Researchers at Indiana University identify a vulnerability in acute myeloid leukemia by targeting IL-1 inflammatory signaling, a pathway essential for leukemia stem cell survival at diagnosis and relapse.

The Leukemia study shows AML cells depend on elevated IL-1 signaling; lowering this signal reduces colony formation and the leukemia’s ability to reestablish in human AML cells.

Genetic reduction of IL-1 signaling in human AML cells leads to fewer colonies and a diminished capacity to reestablish leukemia, suggesting the pathway is critical for leukemia stem cell survival.

UR241-2 is in early preclinical development, with related compounds already in clinical trials for other cancers and immune diseases, signaling potential future testing for AML.

Related drugs are in clinical trials for other cancers and immune-related diseases, indicating a path toward eventual evaluation of UR241-2 for AML.

Key researchers include Tzu-Chieh (Kate) Ho and Reuben Kapur of IU School of Medicine, with collaborators from multiple institutions, and the study was published in Leukemia.

Collaborators include Reuben Kapur, Tzu-Chieh (Kate) Ho, and Baskar Ramdas of IU School of Medicine, along with authors from several other institutions, highlighting a multi-institutional effort.

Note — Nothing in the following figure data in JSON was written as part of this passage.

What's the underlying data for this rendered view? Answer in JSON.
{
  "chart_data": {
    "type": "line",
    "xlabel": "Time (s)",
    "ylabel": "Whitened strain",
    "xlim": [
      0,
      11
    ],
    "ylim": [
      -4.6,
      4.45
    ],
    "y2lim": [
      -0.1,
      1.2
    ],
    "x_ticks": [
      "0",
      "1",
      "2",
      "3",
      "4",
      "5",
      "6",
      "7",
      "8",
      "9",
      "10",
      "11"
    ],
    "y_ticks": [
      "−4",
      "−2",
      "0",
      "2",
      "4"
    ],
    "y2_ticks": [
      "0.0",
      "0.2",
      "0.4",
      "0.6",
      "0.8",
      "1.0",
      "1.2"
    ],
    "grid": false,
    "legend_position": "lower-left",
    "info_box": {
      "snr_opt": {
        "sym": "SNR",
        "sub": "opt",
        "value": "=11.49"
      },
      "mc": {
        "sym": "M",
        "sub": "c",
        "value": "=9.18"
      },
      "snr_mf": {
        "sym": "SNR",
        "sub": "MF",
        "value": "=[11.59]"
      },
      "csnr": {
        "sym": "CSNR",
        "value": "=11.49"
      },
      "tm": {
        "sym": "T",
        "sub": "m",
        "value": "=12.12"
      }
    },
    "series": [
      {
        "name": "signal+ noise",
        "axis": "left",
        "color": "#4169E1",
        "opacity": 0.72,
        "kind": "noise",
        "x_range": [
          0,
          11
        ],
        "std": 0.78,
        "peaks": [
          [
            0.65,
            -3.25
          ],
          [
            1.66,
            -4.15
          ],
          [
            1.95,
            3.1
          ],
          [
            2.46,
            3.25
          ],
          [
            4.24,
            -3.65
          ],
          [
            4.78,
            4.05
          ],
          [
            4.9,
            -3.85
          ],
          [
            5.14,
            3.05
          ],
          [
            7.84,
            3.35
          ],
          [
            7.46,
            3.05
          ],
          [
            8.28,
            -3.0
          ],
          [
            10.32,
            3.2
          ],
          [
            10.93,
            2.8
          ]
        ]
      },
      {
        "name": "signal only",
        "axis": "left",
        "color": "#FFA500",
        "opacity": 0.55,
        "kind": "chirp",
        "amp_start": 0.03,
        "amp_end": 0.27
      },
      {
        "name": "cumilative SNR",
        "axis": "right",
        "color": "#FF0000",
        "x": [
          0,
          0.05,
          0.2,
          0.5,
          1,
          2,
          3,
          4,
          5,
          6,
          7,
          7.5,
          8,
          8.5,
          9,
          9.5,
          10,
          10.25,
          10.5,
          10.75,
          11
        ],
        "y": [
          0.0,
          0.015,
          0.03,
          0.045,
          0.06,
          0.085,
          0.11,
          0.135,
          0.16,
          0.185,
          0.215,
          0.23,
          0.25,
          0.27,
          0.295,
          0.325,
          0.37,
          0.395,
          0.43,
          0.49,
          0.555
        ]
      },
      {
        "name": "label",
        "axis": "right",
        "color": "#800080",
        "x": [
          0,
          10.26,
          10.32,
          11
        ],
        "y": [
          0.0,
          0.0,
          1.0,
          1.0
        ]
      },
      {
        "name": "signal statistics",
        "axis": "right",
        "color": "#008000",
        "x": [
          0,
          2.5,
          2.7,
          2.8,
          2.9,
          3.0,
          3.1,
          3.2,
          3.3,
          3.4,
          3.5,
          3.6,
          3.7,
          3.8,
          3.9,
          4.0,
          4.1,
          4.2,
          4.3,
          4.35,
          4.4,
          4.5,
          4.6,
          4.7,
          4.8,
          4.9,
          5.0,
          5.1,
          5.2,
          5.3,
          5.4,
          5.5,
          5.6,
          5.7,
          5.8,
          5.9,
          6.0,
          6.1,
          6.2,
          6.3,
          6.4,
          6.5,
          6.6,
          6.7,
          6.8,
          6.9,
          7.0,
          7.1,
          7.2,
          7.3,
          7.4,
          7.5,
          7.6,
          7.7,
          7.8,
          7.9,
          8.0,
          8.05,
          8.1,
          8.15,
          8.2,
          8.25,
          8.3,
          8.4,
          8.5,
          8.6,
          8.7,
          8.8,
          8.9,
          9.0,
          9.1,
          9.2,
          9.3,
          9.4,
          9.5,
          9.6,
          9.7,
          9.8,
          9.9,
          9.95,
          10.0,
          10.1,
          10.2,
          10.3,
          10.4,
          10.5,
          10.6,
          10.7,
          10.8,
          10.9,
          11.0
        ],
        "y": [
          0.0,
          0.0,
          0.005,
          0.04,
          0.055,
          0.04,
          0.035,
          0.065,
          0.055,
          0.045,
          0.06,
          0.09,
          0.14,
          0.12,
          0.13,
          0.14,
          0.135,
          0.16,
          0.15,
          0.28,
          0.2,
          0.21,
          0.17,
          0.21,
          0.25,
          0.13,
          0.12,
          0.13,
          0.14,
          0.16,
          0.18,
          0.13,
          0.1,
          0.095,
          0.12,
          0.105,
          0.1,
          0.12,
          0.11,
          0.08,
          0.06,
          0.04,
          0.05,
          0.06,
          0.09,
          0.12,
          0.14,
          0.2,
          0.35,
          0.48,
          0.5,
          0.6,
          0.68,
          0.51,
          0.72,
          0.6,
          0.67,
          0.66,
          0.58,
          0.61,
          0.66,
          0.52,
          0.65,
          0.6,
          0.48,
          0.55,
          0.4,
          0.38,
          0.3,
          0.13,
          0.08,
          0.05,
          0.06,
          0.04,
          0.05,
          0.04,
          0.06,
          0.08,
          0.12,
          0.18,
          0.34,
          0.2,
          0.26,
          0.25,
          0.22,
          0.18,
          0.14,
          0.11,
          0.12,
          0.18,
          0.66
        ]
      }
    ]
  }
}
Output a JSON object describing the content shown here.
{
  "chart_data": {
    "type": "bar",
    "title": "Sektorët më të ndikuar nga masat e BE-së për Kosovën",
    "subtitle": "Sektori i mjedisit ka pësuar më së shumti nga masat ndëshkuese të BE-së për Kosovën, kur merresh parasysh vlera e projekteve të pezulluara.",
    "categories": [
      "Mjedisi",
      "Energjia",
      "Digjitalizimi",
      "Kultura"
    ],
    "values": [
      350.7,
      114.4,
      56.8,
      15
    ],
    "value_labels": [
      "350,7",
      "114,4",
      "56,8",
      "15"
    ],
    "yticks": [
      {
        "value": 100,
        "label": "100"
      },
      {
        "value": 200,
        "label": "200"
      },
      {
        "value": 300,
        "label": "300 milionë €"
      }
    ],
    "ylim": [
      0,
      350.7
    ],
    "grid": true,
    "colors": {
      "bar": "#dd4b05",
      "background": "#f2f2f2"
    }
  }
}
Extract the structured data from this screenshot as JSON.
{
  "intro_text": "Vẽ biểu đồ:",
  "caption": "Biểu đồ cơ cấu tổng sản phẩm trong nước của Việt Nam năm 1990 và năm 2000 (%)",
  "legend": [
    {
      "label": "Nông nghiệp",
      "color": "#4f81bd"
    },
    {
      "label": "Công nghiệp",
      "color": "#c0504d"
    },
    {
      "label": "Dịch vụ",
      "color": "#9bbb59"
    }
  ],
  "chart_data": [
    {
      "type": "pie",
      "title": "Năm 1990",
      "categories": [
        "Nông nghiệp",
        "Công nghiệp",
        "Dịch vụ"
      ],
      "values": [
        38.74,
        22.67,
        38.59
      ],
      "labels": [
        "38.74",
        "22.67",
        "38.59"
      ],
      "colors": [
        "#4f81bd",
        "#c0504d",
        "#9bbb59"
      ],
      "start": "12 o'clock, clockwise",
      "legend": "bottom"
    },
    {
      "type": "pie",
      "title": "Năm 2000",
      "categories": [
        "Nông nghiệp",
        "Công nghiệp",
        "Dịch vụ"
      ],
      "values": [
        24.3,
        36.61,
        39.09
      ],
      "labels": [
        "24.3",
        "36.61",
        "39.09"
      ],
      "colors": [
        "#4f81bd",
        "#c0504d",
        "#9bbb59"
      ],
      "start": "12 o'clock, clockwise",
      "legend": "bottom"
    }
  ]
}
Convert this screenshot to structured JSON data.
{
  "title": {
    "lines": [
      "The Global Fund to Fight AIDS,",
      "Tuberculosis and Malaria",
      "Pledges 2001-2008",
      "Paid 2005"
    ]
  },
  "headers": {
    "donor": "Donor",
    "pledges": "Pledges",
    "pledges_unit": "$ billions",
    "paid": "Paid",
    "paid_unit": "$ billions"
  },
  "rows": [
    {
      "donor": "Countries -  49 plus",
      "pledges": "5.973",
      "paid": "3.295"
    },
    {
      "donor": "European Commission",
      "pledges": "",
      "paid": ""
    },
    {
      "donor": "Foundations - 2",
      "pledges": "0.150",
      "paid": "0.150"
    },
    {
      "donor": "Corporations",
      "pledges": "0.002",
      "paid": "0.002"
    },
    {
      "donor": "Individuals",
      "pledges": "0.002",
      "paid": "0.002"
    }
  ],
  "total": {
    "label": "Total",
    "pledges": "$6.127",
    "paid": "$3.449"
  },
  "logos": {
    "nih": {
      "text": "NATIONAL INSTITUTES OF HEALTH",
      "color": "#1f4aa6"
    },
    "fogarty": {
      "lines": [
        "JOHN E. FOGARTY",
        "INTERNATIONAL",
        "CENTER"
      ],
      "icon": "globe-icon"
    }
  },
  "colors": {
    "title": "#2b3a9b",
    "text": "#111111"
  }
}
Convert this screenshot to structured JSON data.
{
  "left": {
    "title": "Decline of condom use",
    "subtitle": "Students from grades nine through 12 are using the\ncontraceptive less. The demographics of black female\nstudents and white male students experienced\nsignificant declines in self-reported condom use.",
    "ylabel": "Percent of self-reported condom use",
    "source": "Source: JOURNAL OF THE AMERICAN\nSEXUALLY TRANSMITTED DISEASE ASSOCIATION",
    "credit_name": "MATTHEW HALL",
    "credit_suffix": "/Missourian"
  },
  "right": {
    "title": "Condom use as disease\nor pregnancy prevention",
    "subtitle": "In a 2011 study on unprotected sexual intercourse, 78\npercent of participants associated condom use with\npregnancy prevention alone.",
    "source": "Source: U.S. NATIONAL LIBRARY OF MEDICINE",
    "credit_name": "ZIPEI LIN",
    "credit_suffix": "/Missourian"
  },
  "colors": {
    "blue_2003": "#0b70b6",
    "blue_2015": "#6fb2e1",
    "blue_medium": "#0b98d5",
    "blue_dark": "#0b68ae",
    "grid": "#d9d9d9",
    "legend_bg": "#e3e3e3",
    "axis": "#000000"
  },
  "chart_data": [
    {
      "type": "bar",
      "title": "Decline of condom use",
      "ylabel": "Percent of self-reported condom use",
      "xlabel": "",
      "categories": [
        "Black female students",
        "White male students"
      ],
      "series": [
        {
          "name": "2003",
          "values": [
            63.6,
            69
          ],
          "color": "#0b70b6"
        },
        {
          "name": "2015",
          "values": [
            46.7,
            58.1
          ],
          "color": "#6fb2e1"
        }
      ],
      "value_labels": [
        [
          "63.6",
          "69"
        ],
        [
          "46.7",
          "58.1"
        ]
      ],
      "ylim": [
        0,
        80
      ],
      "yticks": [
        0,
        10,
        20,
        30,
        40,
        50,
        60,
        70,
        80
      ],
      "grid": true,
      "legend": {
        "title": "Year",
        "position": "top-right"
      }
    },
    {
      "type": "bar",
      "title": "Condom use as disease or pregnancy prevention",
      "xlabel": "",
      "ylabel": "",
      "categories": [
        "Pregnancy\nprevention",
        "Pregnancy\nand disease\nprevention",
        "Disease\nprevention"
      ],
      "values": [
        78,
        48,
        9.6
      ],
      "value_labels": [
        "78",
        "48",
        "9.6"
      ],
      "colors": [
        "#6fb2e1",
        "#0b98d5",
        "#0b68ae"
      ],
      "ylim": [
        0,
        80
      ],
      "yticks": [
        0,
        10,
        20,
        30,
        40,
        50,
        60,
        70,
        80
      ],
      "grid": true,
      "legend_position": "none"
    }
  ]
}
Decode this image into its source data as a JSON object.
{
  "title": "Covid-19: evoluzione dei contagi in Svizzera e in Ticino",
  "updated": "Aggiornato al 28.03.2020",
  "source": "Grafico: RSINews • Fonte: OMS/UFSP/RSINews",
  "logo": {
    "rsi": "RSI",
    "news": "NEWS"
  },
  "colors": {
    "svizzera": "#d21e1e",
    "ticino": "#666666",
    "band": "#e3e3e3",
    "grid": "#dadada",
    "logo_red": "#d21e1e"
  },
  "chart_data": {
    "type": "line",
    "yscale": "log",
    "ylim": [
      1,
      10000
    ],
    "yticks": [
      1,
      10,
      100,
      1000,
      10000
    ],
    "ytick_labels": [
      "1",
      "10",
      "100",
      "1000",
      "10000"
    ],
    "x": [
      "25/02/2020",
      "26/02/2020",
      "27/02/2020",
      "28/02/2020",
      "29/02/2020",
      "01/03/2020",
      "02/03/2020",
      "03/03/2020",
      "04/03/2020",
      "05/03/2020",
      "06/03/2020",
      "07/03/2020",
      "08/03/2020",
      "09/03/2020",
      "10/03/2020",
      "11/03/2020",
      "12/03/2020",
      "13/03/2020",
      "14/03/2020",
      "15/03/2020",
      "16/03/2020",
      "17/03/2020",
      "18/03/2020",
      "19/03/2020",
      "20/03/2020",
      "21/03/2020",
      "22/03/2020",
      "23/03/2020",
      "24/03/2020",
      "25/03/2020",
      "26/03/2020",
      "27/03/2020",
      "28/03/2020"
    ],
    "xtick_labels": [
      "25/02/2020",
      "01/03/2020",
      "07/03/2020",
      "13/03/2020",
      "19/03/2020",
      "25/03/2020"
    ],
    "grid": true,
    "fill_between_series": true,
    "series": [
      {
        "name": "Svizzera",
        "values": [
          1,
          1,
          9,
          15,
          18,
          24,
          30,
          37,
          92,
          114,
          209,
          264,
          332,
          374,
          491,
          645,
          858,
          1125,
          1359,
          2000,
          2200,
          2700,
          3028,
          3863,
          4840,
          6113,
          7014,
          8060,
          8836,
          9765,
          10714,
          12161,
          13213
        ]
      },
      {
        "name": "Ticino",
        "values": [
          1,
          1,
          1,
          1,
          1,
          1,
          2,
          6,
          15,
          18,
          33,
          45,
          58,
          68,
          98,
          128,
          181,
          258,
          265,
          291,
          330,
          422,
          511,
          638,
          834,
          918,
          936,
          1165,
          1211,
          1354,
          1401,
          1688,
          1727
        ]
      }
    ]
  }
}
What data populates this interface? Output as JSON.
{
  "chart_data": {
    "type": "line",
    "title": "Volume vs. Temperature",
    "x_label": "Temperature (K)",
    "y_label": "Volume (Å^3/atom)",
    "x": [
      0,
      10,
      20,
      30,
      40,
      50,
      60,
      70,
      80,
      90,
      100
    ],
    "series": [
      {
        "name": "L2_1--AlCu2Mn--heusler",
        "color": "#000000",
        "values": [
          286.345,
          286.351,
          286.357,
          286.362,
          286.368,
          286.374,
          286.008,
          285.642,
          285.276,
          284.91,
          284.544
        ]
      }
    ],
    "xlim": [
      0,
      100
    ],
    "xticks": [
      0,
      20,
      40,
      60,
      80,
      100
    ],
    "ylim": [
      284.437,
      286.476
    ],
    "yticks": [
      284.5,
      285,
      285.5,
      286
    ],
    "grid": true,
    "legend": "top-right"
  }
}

Researchers propose integrating IL-1 pathway inhibitors with chemotherapy to improve outcomes and reduce relapse in AML.

A drug-like compound, UR241-2, was developed to block key proteins in the IL-1 pathway; in preclinical models it impaired leukemia stem cells while largely sparing healthy blood-forming cells and reduced leukemia levels in mice.

UR241-2 targets IL-1 signaling proteins, and preclinical results show reduced leukemia burden in mice with minimal impact on healthy hematopoietic cells.

The findings suggest combining IL-1 pathway inhibition with standard chemotherapy could strengthen AML treatment and lower relapse risk.